Вообще, надо учитывать, что в Персии Блюмкин пробыл всего лишь около полутора месяцев. Вряд ли за это время можно было сделать многое. Особенно на ниве «политического перевоспитания персидских масс», за что он и отвечал. По косвенным данным, политической и «комиссарской» работой Блюмкина многие были недовольны. В одном из информационных сообщений о положении в «Персидской Советской Республике», составленном в Энзели 20 октября 1920 года, например, говорилось, что «Политотдел Персармии мало-помалу начинает производительно работать. За последние три недели Политотдел ожил, сделано уже много. Правда, о полной налаженности работы говорить еще рано, но кое-какие плоды есть». Напрашивается вопрос: если в октябре Политотдел только-только начал оживать, то как же там дела обстояли раньше, при Блюмкине?

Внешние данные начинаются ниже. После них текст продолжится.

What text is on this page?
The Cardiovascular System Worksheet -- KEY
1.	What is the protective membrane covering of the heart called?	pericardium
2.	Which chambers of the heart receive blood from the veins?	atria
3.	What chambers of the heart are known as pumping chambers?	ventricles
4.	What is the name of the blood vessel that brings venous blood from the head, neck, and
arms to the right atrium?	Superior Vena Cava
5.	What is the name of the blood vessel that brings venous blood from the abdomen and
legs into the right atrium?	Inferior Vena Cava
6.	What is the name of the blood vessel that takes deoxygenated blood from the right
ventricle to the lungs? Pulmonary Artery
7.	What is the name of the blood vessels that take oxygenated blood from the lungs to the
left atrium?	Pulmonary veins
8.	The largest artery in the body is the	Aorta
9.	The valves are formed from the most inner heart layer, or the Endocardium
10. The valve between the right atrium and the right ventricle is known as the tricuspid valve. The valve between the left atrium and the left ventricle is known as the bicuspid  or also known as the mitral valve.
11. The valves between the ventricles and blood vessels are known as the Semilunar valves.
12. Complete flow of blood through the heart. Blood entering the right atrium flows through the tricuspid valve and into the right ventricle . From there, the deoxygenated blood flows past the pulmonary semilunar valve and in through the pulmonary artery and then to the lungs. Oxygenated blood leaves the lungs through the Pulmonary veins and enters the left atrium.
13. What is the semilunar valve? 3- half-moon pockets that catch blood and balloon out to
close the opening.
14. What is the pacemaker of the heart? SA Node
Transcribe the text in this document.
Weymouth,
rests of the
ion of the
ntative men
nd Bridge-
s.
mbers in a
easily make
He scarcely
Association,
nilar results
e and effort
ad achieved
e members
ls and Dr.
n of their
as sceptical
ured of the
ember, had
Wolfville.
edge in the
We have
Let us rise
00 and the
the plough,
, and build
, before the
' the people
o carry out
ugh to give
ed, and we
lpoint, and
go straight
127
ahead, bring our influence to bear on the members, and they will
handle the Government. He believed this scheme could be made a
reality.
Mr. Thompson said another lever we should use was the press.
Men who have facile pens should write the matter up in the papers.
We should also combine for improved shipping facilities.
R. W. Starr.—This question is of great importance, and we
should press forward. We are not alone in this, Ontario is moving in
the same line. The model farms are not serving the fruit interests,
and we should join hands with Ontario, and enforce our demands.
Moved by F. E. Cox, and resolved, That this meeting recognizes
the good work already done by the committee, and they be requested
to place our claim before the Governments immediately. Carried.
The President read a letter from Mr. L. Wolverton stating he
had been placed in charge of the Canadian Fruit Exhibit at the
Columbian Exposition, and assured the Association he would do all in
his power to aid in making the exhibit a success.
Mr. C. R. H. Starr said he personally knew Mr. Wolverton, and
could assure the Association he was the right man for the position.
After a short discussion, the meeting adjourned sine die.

Что еще известно о его работе в Иране? По некоторым данным, именно там он привлек к работе в разведке Якова Серебрянского, которого сегодня часто называют одним из «выдающихся советских диверсантов». Серебрянский, в прошлом тоже эсер, член Бакинского Совета, после свержения советской власти в Баку бежал в Персию, где и познакомился с Блюмкиным в августе 1920 года. При содействии бывшего однопартийца Серебрянский стал работать в особом отделе штаба «Персидской Красной Армии». Их знакомство с Блюмкиным продолжалось многие годы. И Блюмкин еще будет для Серебрянского и спасителем, и своего рода «крестным отцом».